Oh my! I'm sure Marlene has been slammed with inquiries! lol! I'll be sure to have you post next time my daughter has another rescue. She placed a silver male about a month ago. She has a cream standard right now but I think there is a local home for her.


----------



## schnauzerpoodle (Apr 21, 2010)

desertreef said:


> Oh my! I'm sure Marlene has been slammed with inquiries! lol! I'll be sure to have you post next time my daughter has another rescue. She placed a silver male about a month ago. She has a cream standard right now but I think there is a local home for her.


Because this silver boy looks EXACTLY like Nickel!! Couldn't help but NEED to post for him so that he can find a good home soon


----------



## petitpie (Nov 16, 2011)

liljaker said:


> He is adorable! Gee, Sunny would love another poodle for sure......but I am waiting until spring to see how he continues to acclimate before I decide.

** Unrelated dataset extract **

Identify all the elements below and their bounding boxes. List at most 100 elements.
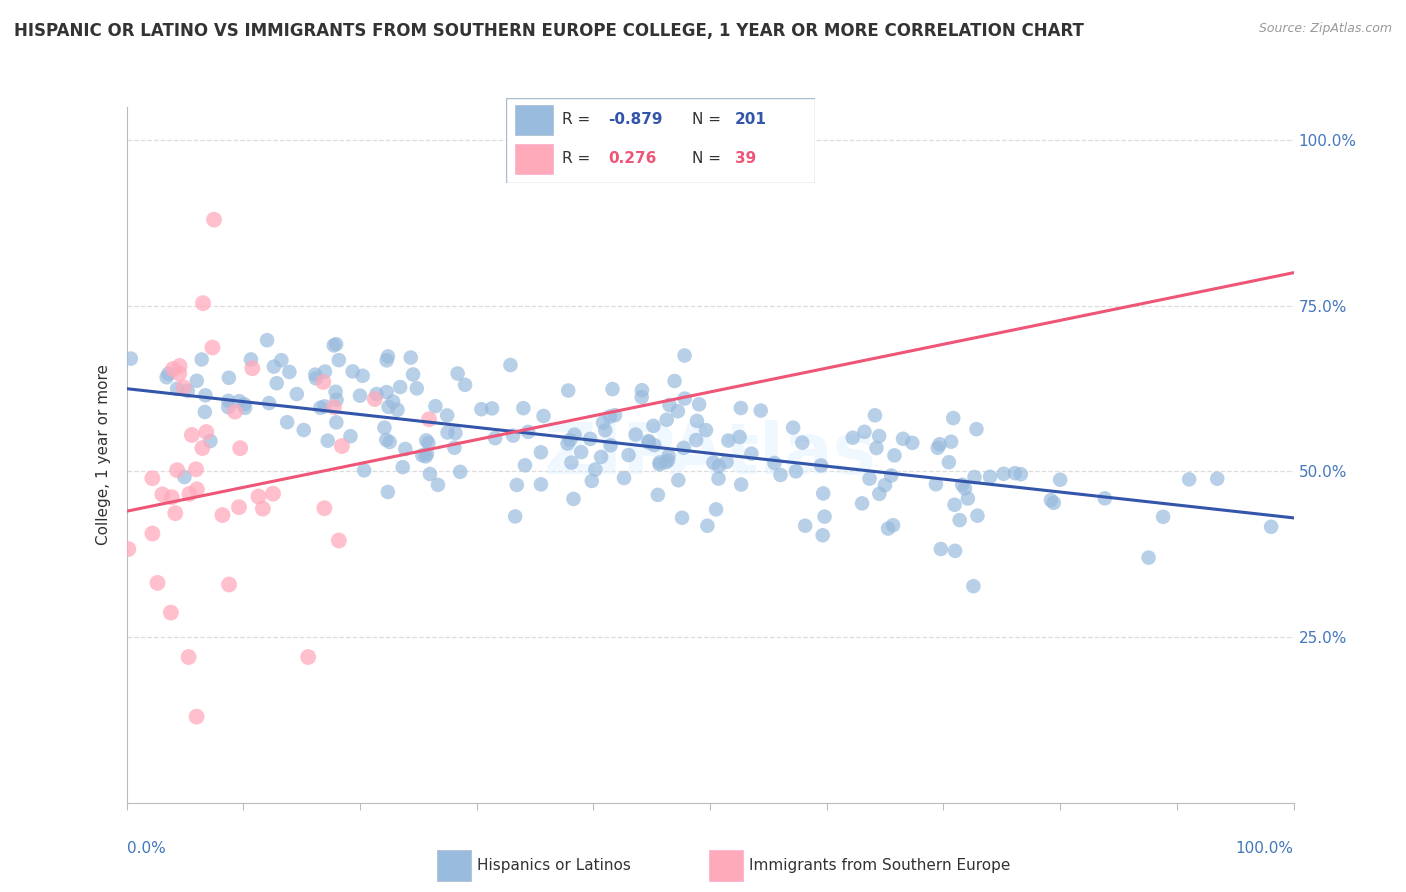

Liljaker! That's a good idea! Another dog!

Sunny seems to like his doggie friends and he may miss his "pack." If Pat or both of you could have another dog on his "walks," that might make him feel more comfortable. :act-up:


----------



## Siskojan (Mar 13, 2011)

He gives me poodle cravings!


----------



## Rowan (May 27, 2011)

Siskojan said:


> He gives me poodle cravings!


You and me both. I keep coming back to this thread to click on his Desert Reef link. 

(It bothers me somewhat to find a poodle in the online 'classifieds' though as he's also listed here: AKC Silver Miniature Poodle - Classified Ad) :ahhhhh:


----------